1. Mustafa Alper Gümüş, Yeni 6098 Sayılı Türk Borçlar Kanununa Göre Kira Sözleşmesi, 2. Baskı, İstanbul, 2012, s. 226, Şeçkin Topuz / Ferhat Canbolat, Kira İlişkisinin Devri – Yeni Türk Borçlar Kanununun İlgili 323’üncü maddesinin Değerlendirilmesi, Türkiye Barolar Birliği Dergisi, 2011, s. 102.
2. Murat İnceoğlu, Kira Hukuku, Cilt I, İstanbul, On İki Levha Yayıncılık, Mart 2014, s.533.

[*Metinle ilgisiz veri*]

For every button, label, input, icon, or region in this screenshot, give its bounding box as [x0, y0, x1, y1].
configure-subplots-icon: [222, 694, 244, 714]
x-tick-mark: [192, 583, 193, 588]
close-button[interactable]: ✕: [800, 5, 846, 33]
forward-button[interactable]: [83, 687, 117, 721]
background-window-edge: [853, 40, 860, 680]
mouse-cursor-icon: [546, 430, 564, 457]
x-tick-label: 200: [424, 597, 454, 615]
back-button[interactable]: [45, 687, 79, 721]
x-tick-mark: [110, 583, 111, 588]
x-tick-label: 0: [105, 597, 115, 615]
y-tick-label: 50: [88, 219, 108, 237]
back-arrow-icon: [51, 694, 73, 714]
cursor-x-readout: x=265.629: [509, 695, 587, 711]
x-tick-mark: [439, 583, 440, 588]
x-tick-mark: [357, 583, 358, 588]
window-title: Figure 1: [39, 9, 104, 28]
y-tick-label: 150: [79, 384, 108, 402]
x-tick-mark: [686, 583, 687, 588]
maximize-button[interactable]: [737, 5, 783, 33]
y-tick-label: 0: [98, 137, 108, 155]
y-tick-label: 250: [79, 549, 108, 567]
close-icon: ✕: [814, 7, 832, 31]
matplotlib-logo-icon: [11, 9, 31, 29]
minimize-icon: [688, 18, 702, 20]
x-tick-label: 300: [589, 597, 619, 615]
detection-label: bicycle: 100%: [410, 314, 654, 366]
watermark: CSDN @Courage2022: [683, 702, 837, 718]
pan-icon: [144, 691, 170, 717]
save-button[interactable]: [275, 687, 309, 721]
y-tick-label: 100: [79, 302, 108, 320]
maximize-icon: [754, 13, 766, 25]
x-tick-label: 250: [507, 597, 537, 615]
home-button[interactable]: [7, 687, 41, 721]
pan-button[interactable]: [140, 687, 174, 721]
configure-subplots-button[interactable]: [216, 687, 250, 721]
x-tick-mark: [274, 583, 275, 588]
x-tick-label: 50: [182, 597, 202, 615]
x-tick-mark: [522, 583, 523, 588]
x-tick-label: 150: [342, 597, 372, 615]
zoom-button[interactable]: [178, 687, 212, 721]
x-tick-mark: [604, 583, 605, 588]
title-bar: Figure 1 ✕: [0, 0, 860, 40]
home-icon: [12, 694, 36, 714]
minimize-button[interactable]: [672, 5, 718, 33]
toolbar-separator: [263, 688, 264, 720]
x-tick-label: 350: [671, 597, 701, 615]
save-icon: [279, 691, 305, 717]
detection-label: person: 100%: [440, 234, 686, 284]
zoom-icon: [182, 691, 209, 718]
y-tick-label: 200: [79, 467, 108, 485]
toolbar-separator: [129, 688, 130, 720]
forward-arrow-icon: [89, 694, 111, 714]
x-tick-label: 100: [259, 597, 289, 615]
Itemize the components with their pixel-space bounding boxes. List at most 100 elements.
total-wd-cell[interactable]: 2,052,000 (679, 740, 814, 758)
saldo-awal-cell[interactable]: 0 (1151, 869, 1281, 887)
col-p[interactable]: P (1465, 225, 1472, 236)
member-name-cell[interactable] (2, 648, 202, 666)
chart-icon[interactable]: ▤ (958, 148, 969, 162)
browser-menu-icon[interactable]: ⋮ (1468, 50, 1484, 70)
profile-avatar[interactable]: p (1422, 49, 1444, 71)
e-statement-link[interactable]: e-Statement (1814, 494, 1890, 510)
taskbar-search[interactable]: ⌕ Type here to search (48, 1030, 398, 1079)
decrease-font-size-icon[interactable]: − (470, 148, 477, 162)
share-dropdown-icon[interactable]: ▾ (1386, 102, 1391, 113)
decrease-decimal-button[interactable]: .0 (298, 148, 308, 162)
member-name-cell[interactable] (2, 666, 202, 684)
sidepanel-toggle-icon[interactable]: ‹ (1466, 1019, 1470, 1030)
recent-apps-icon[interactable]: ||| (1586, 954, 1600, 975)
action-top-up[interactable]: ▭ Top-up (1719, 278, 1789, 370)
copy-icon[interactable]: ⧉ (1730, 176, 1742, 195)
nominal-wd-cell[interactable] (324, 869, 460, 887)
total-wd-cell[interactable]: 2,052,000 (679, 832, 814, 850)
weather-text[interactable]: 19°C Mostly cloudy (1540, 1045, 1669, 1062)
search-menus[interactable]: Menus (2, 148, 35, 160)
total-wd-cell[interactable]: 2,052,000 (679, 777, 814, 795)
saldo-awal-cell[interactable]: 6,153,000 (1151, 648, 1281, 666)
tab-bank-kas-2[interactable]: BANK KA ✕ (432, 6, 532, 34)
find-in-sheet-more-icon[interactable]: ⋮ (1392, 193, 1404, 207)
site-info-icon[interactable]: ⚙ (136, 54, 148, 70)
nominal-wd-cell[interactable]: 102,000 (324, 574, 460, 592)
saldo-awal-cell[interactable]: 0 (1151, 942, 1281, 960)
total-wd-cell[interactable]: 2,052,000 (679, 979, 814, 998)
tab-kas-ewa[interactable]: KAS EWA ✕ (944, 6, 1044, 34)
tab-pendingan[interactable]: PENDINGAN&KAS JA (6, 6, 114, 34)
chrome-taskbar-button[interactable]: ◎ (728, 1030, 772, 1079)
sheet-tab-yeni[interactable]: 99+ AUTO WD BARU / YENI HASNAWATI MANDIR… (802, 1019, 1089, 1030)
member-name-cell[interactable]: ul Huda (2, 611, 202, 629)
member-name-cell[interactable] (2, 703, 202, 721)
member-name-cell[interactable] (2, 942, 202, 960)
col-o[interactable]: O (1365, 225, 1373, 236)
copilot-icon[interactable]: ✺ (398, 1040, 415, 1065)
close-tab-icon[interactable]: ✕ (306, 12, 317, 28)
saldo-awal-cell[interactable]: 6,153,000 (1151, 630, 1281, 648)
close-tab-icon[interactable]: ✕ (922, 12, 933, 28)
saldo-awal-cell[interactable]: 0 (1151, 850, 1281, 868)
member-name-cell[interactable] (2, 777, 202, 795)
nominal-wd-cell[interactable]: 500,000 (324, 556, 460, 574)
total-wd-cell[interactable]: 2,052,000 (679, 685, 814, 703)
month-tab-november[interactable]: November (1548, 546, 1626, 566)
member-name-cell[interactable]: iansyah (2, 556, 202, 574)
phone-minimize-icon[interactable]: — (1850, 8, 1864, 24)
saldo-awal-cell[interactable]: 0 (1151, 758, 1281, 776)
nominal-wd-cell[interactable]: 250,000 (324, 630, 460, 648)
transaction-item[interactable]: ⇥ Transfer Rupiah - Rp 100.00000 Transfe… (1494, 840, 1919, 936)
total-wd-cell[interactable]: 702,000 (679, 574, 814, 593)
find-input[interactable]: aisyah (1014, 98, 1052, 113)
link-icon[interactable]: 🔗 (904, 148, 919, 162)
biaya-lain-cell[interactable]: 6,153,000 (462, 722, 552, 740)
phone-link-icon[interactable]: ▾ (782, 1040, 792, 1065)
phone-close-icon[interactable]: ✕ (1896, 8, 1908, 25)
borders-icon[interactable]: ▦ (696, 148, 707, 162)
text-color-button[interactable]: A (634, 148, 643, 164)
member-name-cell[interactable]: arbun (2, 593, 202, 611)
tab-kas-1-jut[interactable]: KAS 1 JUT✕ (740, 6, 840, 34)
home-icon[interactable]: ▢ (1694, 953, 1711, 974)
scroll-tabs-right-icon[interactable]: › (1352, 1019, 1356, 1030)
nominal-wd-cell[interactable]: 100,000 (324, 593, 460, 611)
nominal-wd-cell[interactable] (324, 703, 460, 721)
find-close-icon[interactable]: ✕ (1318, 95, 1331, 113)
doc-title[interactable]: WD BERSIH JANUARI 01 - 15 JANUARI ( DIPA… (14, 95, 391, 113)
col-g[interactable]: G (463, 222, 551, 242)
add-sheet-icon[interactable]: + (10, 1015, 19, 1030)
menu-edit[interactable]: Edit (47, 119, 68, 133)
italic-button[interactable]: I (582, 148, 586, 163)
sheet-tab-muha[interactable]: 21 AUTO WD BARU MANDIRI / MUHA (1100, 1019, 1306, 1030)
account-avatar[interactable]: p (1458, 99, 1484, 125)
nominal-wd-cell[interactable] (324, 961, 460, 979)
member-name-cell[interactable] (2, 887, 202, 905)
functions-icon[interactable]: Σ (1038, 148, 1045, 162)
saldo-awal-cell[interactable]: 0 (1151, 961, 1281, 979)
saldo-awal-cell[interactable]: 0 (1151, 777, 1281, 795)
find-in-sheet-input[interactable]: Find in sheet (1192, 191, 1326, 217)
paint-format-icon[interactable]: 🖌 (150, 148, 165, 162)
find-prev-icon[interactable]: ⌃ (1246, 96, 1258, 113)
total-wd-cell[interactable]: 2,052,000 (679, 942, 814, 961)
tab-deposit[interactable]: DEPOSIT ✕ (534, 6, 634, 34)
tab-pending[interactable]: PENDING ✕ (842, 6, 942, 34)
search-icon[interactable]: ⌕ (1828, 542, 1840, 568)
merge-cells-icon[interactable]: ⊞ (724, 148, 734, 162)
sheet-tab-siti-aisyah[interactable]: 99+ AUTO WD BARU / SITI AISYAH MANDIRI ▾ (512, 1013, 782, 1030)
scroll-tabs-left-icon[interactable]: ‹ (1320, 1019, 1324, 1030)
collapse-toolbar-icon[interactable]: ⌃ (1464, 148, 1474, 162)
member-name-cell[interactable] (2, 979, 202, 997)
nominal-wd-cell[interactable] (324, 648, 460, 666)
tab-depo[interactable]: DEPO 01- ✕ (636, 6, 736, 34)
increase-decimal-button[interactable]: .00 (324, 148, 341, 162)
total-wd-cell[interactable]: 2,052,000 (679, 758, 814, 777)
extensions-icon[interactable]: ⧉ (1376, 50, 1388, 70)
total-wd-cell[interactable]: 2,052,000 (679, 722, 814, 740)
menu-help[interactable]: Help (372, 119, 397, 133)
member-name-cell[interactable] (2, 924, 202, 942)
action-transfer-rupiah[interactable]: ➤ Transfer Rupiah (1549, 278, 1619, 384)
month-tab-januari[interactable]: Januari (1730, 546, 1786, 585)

3. Fikret Eren, Borçlar Hukuku Özel Hükümler, 3. Baskı, Ankara, Yetkin Yayınları, 2016, s. 367
4. Her ne kadar kira sözleşmesinin devrine ilişkin onayın yazılı olarak verilmesi gerektiği belirtilse de, kiraya veren tarafından sözlü olarak izin verilmesi ve kiralananın da yeni kiracı tarafından kullanılmasına uzun süre müsaade edilmesi halinde sözlü olarak verilen onayın geçersizliğinin ileri sürülmesi hakkın kötüye kullanılması olarak yorumlanacaktır.
5. Eren, Borçlar Hukuku Özel Hükümler, s. 367
6. Eren, Borçlar Hukuku Özel Hükümler, s. 367.
7. Kemal Oğuzman / Turguz Öz, Borçlar Hukuku Genel Hükümler, 5. Bası, Ankara, 2006, s. 24
8. Gümüş, Kira Sözleşmesi, s.24.
9. İnceoğlu, Kira Hukuku, s. 532
10. Topuz / Canbolat, Kira İlişkisinin Devri, s. 109.